I remember reading Harper's Anything Can Cause Anything. The message: any lesion can cause any problem in the body. Chiropractors have always talked about removing lesions (subluxations) that are blocking nerve flow. I think this language is archaic, but the concept is still useful. The acupuncture model, thousands of years old, focuses on finding blockages in meridians, releasing them through needling, to allow the flow of chi.
Let's look at the various schools of bodywork and healing. Everyone seems to think their lesion is primary, or they have a system for deciding which lesion to work on first. Chiropractors tend to think of subluxations, of spinal joint dysfunction. Bodyworkers tend to think of tight places in the muscles. How about visceral manipulation: the lesion is restriction in the movement of the fascia of the organs. Or cranial manipulation: the lesion is seen sometimes as a lack of movement of the skull plates, or more globally as restriction in the whole craniosacral system, mediated via the dura mater. Another system, lymphatic drainage, tries to address blockages in the lymphatic system. There are all kinds of somatoemotional systems that look at where emotions have gotten lodged in the body and attempt to release them.
I have studied enough of these systems to know the internal talk of many of them. Each of them sees itself as working on the primary lesions. Each of them develops its own elaborate jargon. I am not knocking this; I am just noticing what we humans with our overactive brains do.
Instead of listening to the internal talk of these systems, perhaps it would be useful to see them all as variations of the seven blind men evaluating the elephant. We all have our blinders; we all have our ways of looking at the body. The universal might be that our assessment and input, our "adjustment," wakes up something critical in the body-mind, and the biological system starts to work better.

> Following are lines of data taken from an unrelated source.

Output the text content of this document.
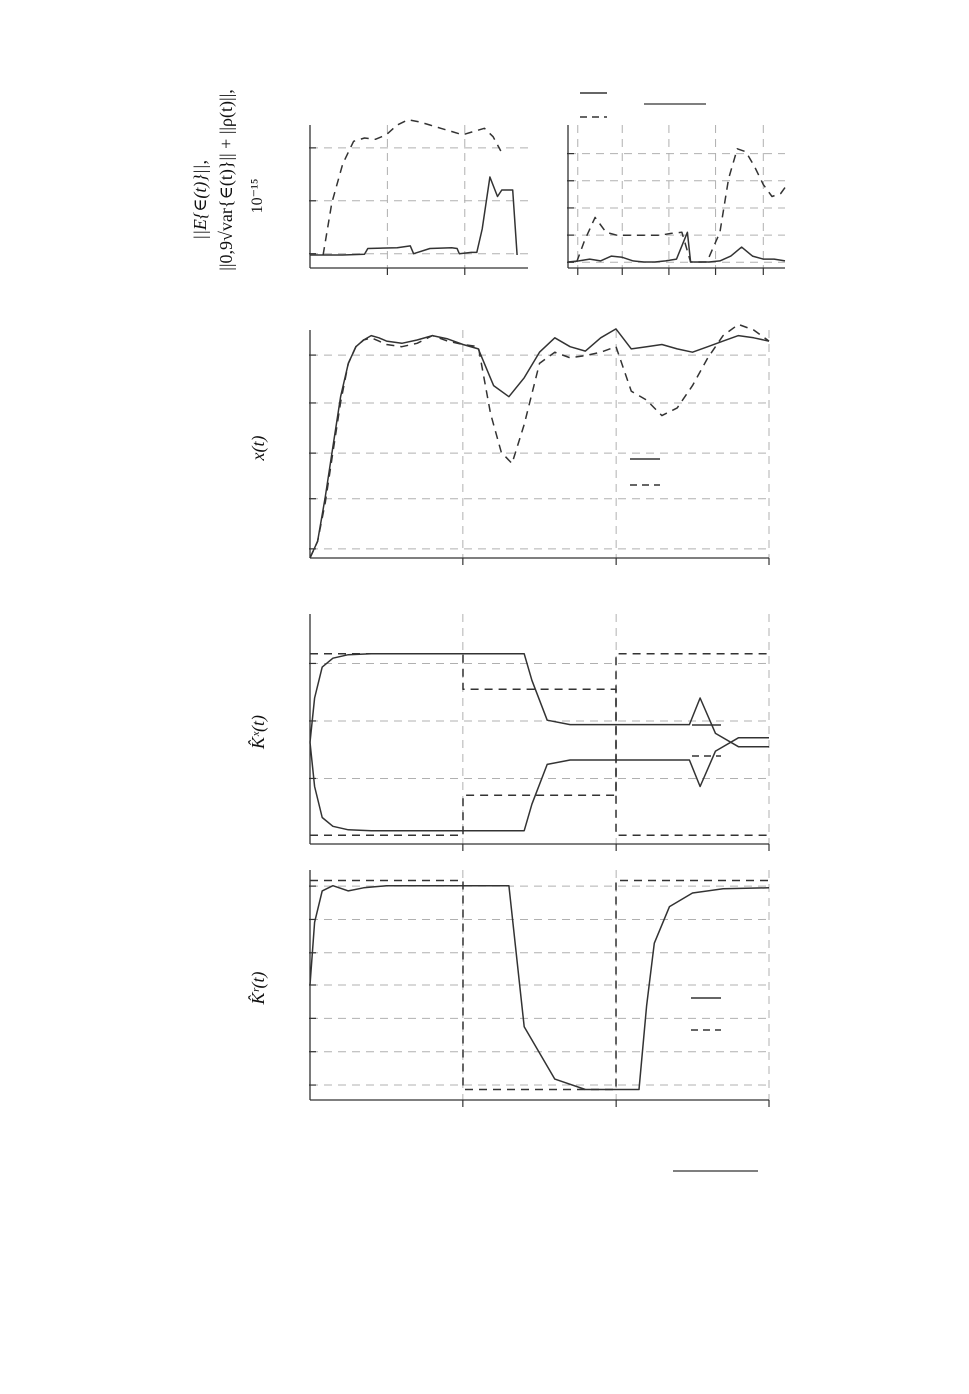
||E{∈(t)}||, ||0,9√var{∈(t)}|| + ||ρ(t)||, 10⁻¹⁵
x(t)
K̂ˣ(t)
K̂ʳ(t)
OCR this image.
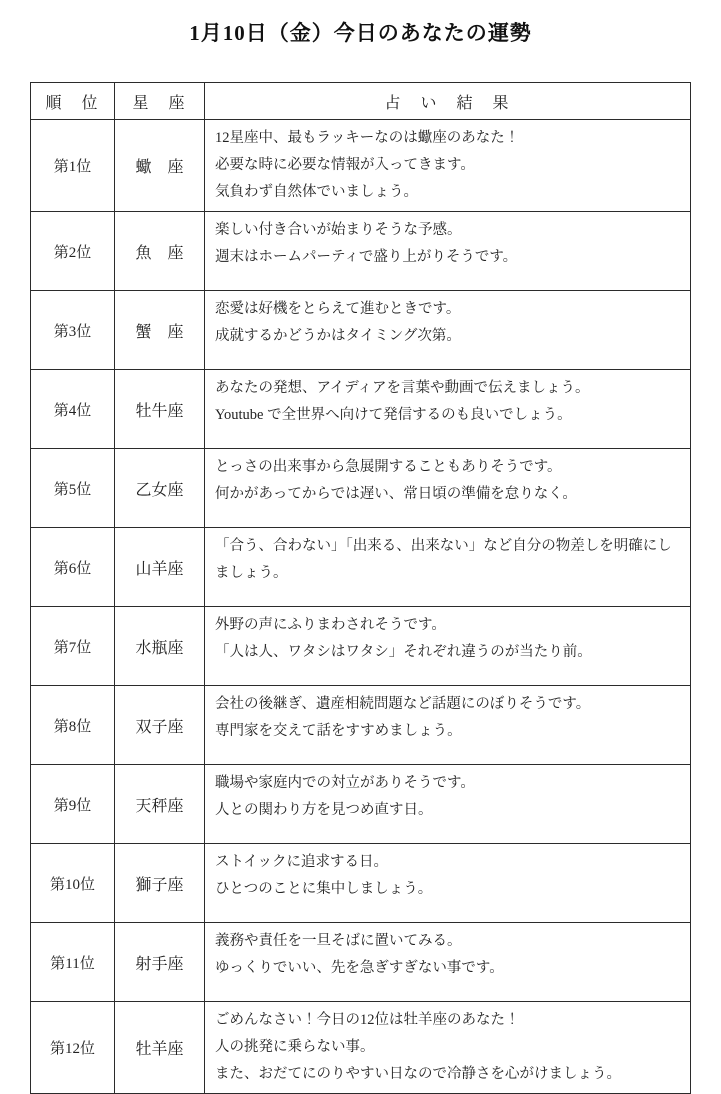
1月10日（金）今日のあなたの運勢
順　位	星　座	占　い　結　果
第1位	蠍　座	12星座中、最もラッキーなのは蠍座のあなた！
必要な時に必要な情報が入ってきます。
気負わず自然体でいましょう。

第2位	魚　座	楽しい付き合いが始まりそうな予感。
週末はホームパーティで盛り上がりそうです。

第3位	蟹　座	恋愛は好機をとらえて進むときです。
成就するかどうかはタイミング次第。

第4位	牡牛座	あなたの発想、アイディアを言葉や動画で伝えましょう。
Youtube で全世界へ向けて発信するのも良いでしょう。

第5位	乙女座	とっさの出来事から急展開することもありそうです。
何かがあってからでは遅い、常日頃の準備を怠りなく。

第6位	山羊座	「合う、合わない」「出来る、出来ない」など自分の物差しを明確にしましょう。

第7位	水瓶座	外野の声にふりまわされそうです。
「人は人、ワタシはワタシ」それぞれ違うのが当たり前。

第8位	双子座	会社の後継ぎ、遺産相続問題など話題にのぼりそうです。
専門家を交えて話をすすめましょう。

第9位	天秤座	職場や家庭内での対立がありそうです。
人との関わり方を見つめ直す日。

第10位	獅子座	ストイックに追求する日。
ひとつのことに集中しましょう。

第11位	射手座	義務や責任を一旦そばに置いてみる。
ゆっくりでいい、先を急ぎすぎない事です。

第12位	牡羊座	ごめんなさい！今日の12位は牡羊座のあなた！
人の挑発に乗らない事。
また、おだてにのりやすい日なので冷静さを心がけましょう。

The post-check is always critical. Did the muscle get strong? Did we wake up something important? It is important in any system to have some sort of objective way to monitor whether we really did anything useful. If you just check the internal indicators within your system, you can get lost and narrow. The cranial rhythm is better, the restriction is gone, the leg check changed – these are never enough. You have to step outside your own system and use functional indicators. Have you affected function?
What I love about treating patients in pain is that the functional indicators are right there in front of you. Is their gait better? Can they lift their arm more easily? Can they bend forward or backward with less pain, in a smoother motion? It is fairly easy to find a functional indicator for the patient's chief complaint.

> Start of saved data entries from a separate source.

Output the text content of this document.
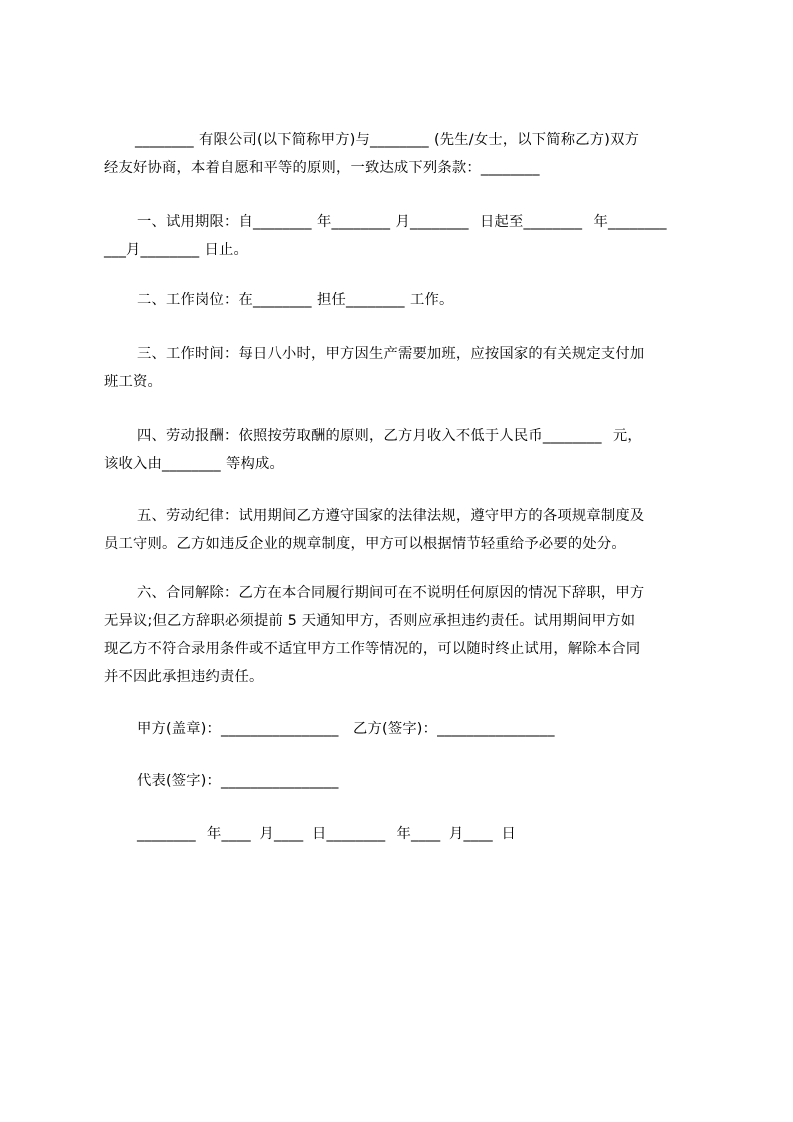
________ 有限公司(以下简称甲方)与________ (先生/女士，以下简称乙方)双方
经友好协商，本着自愿和平等的原则，一致达成下列条款：________
一、试用期限：自________ 年________ 月________ 日起至________ 年________
___月________ 日止。
二、工作岗位：在________ 担任________ 工作。
三、工作时间：每日八小时，甲方因生产需要加班，应按国家的有关规定支付加
班工资。
四、劳动报酬：依照按劳取酬的原则，乙方月收入不低于人民币________ 元，
该收入由________ 等构成。
五、劳动纪律：试用期间乙方遵守国家的法律法规，遵守甲方的各项规章制度及
员工守则。乙方如违反企业的规章制度，甲方可以根据情节轻重给予必要的处分。
六、合同解除：乙方在本合同履行期间可在不说明任何原因的情况下辞职，甲方
无异议;但乙方辞职必须提前 5 天通知甲方，否则应承担违约责任。试用期间甲方如
现乙方不符合录用条件或不适宜甲方工作等情况的，可以随时终止试用，解除本合同
并不因此承担违约责任。
甲方(盖章)：________________ 乙方(签字)：________________
代表(签字)：________________
________ 年____ 月____ 日________ 年____ 月____ 日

A successful input, a successful "adjustment," changes function and hopefully starts to break the vicious cycle. I don't think we get enough recognition or credit for this. I am always attempting to use this model. How do I break the inhibition cycle? Sometimes it is about getting some restricted joint released. Sometimes it's about releasing tight muscles. Sometimes it is deep fascial work to wake up the neuromuscular system. Sometimes it is functional rehab – retraining a motion. Sometimes I have to dig deeper into my bag of tricks, releasing visceral restrictions, resetting ganglia, looking for scar tissue, looking for emotional blockages.

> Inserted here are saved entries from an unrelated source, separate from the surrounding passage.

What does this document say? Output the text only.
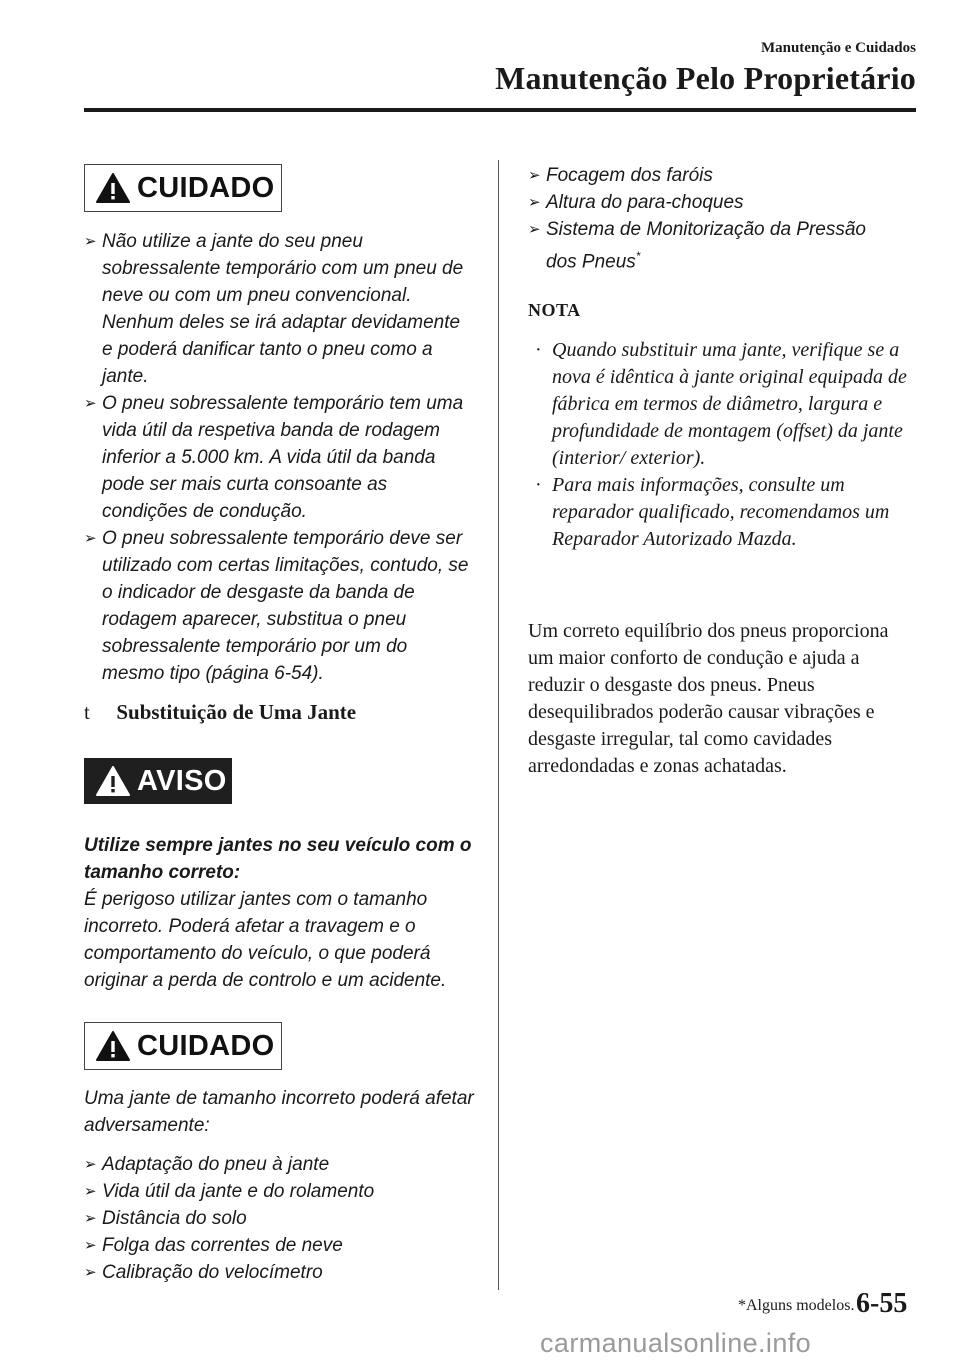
Manutenção e Cuidados
Manutenção Pelo Proprietário
CUIDADO
➢ Não utilize a jante do seu pneu sobressalente temporário com um pneu de neve ou com um pneu convencional. Nenhum deles se irá adaptar devidamente e poderá danificar tanto o pneu como a jante.
➢ O pneu sobressalente temporário tem uma vida útil da respetiva banda de rodagem inferior a 5.000 km. A vida útil da banda pode ser mais curta consoante as condições de condução.
➢ O pneu sobressalente temporário deve ser utilizado com certas limitações, contudo, se o indicador de desgaste da banda de rodagem aparecer, substitua o pneu sobressalente temporário por um do mesmo tipo (página 6-54).
t Substituição de Uma Jante
AVISO
Utilize sempre jantes no seu veículo com o tamanho correto:
É perigoso utilizar jantes com o tamanho incorreto. Poderá afetar a travagem e o comportamento do veículo, o que poderá originar a perda de controlo e um acidente.
CUIDADO
Uma jante de tamanho incorreto poderá afetar adversamente:
➢ Adaptação do pneu à jante
➢ Vida útil da jante e do rolamento
➢ Distância do solo
➢ Folga das correntes de neve
➢ Calibração do velocímetro
➢ Focagem dos faróis
➢ Altura do para-choques
➢ Sistema de Monitorização da Pressão dos Pneus*
NOTA
· Quando substituir uma jante, verifique se a nova é idêntica à jante original equipada de fábrica em termos de diâmetro, largura e profundidade de montagem (offset) da jante (interior/ exterior).
· Para mais informações, consulte um reparador qualificado, recomendamos um Reparador Autorizado Mazda.
Um correto equilíbrio dos pneus proporciona um maior conforto de condução e ajuda a reduzir o desgaste dos pneus. Pneus desequilibrados poderão causar vibrações e desgaste irregular, tal como cavidades arredondadas e zonas achatadas.
*Alguns modelos. 6-55
carmanualsonline.info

It is always about stepping back, about looking more broadly, and not just treating the site of pain over and over. I always attempt to assess for immediate functional change. I want to know that I've made a real difference. In-session changes are strong indicators that you are on the right path.
I am not suggesting you change what you do. I am asking you to look at your work and its effects a bit differently. Keep up the good work.